Media Review: The Iceberg

IcebergThe smallVOICE team review Marion Coutts’ moving memoir, The Iceberg in June’s podcast.

The book won the Wellcome Book Prize 2015 and was shortlisted for the Samuel Johnson Prize for Non-Fiction 2014 and the Costa Biography Award 2014.

The Iceberg is not a novel, but a memoir of sorts on art, work, death and language. The book is Coutts’ response to the diagnosis, illness and death of her husband, the art critic, Tom Lubbock who died of a brain tumour in January 2011.

The tumour was located in the area controlling speech and language and would eventually rob him of the ability to speak. In short bursts of beautiful, textured prose, Coutts uses words as a weapon against loss.
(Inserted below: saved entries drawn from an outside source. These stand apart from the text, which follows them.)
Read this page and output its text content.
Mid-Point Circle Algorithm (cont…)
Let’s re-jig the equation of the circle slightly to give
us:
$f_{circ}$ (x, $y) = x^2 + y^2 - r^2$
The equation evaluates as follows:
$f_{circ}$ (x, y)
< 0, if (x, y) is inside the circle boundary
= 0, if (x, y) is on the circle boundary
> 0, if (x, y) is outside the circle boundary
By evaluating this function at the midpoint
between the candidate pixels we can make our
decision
The Iceberg is an exploration of the impact of death in real time, a sustained act of looking that only ends when life does. It gives an account of a small family unit under assault, and the inventiveness by which they tried to stay together. It charts the deterioration of Tom’s speech even as it records the developing language of his child. It navigates with great power the journey from home to hospital to hospice.

This is a highly visual book, written by a visual artist. Written with great narrative force, it is candid and illuminating. Fury, selfishness, grief, indignity, impotence, all are examined and brought to light. Yet out of this comes a rare story about belonging. The book becomes a celebration of the ‘adventure of being and dying’.